Journée mondiale des troubles bipolaires : date et sens

La Journée mondiale des troubles bipolaires, ou World Bipolar Day, est observée chaque 30 mars. Cette date fixe, choisie en référence à la naissance de Vincent van Gogh, sert à mieux faire connaître les troubles bipolaires, combattre les préjugés et favoriser l'accès à des informations fiables. Elle réunit personnes concernées, proches, associations, soignants et chercheurs autour de la santé mentale.

Calendrier

Dates de Journée mondiale des troubles bipolaires

Retrouvez les prochaines occurrences connues, accompagnées de leur statut de confirmation.

2026 Confirmée
2027 Confirmée
2028 Confirmée
Prochaine occurrence

Compte à Rebours avant Journée mondiale des troubles bipolaires

Le prochain Journée mondiale des troubles bipolaires est pour bientôt !

Calcul en cours...

Une date fixe

La Journée mondiale des troubles bipolaires revient chaque 30 mars. Une conférence ou une rencontre peut être organisée à une date voisine, mais cette adaptation locale ne change pas la récurrence internationale.

Un hommage symbolique

Le 30 mars correspond à la naissance de Vincent van Gogh en 1853. Son association à la journée est symbolique: les hypothèses médicales rétrospectives à son sujet ne permettent pas d'établir un diagnostic certain.

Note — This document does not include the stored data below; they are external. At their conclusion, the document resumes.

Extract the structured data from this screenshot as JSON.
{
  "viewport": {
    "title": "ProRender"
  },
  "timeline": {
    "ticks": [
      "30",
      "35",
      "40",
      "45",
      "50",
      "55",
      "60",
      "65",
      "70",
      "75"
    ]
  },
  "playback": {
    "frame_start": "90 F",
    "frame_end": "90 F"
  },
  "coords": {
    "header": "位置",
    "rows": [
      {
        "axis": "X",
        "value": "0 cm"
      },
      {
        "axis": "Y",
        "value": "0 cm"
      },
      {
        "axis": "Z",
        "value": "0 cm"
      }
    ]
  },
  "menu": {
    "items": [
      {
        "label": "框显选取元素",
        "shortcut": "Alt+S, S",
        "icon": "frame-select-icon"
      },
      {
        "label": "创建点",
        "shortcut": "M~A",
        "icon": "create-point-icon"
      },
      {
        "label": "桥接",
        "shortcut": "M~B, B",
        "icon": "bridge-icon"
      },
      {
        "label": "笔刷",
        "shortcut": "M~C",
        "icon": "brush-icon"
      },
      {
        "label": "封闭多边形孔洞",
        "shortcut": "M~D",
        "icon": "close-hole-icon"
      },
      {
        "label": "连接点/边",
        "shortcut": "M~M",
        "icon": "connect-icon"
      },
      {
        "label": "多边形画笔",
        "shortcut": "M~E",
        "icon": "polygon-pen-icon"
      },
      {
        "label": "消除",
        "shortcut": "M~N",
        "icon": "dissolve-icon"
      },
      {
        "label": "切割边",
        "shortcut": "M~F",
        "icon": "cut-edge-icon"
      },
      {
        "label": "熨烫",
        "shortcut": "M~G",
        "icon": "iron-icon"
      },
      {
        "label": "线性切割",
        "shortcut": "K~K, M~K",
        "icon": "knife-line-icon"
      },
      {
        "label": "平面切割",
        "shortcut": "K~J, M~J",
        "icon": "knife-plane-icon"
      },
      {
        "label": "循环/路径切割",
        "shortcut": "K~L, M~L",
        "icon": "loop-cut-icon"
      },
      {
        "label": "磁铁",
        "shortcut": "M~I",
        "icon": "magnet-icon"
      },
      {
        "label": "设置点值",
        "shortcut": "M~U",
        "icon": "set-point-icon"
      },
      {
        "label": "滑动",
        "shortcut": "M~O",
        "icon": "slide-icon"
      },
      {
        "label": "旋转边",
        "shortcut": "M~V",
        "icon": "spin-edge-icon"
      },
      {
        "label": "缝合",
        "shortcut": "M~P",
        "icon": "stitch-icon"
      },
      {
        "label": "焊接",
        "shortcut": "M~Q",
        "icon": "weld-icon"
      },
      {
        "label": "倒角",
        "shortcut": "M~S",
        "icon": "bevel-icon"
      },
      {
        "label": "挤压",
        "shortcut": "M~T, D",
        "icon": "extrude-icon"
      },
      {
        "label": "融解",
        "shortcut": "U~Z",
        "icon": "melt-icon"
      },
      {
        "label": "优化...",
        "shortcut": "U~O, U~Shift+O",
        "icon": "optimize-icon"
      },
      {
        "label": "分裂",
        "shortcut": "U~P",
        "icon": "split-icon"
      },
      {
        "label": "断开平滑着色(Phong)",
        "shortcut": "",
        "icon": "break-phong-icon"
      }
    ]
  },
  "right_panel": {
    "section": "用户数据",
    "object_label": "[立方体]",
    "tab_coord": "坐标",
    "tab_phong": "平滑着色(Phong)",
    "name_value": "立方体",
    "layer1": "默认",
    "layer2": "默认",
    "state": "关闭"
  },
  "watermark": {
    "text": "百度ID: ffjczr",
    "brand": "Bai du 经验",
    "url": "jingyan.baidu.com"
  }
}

Comprendre plutôt qu'étiqueter

Les troubles bipolaires comportent des épisodes thymiques qui dépassent les changements d'humeur ordinaires. La sensibilisation doit expliquer ces réalités sans réduire une personne à son diagnostic ni encourager l'autodiagnostic.

Des publics complémentaires

Personnes concernées, proches, associations, professionnels de santé et chercheurs peuvent tous contribuer. Le partage d'expérience, l'information clinique et l'orientation vers les soins remplissent des fonctions différentes mais complémentaires.

Des mots qui comptent

Employer «bipolaire» comme synonyme d'imprévisible entretient un préjugé. Un langage précis distingue le trouble, les épisodes et la personne, tout en respectant sa préférence sur la manière de se désigner.

La Journée mondiale des troubles bipolaires a lieu le 30 mars

La Journée mondiale des troubles bipolaires est observée chaque 30 mars. Sa date est fixe: elle ne dépend ni d'un jour particulier de la semaine ni d'un calcul mobile. Elle revient donc au même quantième du calendrier, contrairement aux événements organisés selon une règle telle que le premier lundi ou le dernier vendredi d'un mois.

Son nom anglais est World Bipolar Day, souvent abrégé en WBD. En français, l'abréviation JMTB est également employée. Les expressions «Journée des personnes bipolaires» ou «Journée de la bipolarité» peuvent apparaître dans le langage courant, mais le nom consacré met l'accent sur les troubles bipolaires, au pluriel. Cette formulation rappelle qu'il existe plusieurs formes cliniques et des parcours individuels très différents.

Le repère calendrier à retenir

  • Date internationale: 30 mars.
  • Récurrence: annuelle et fixe.
  • Portée: sensibilisation à la santé mentale.
  • Publics: personnes concernées, proches, soignants, chercheurs et grand public.
  • Statut: ce n'est ni un jour férié ni une fête médicale.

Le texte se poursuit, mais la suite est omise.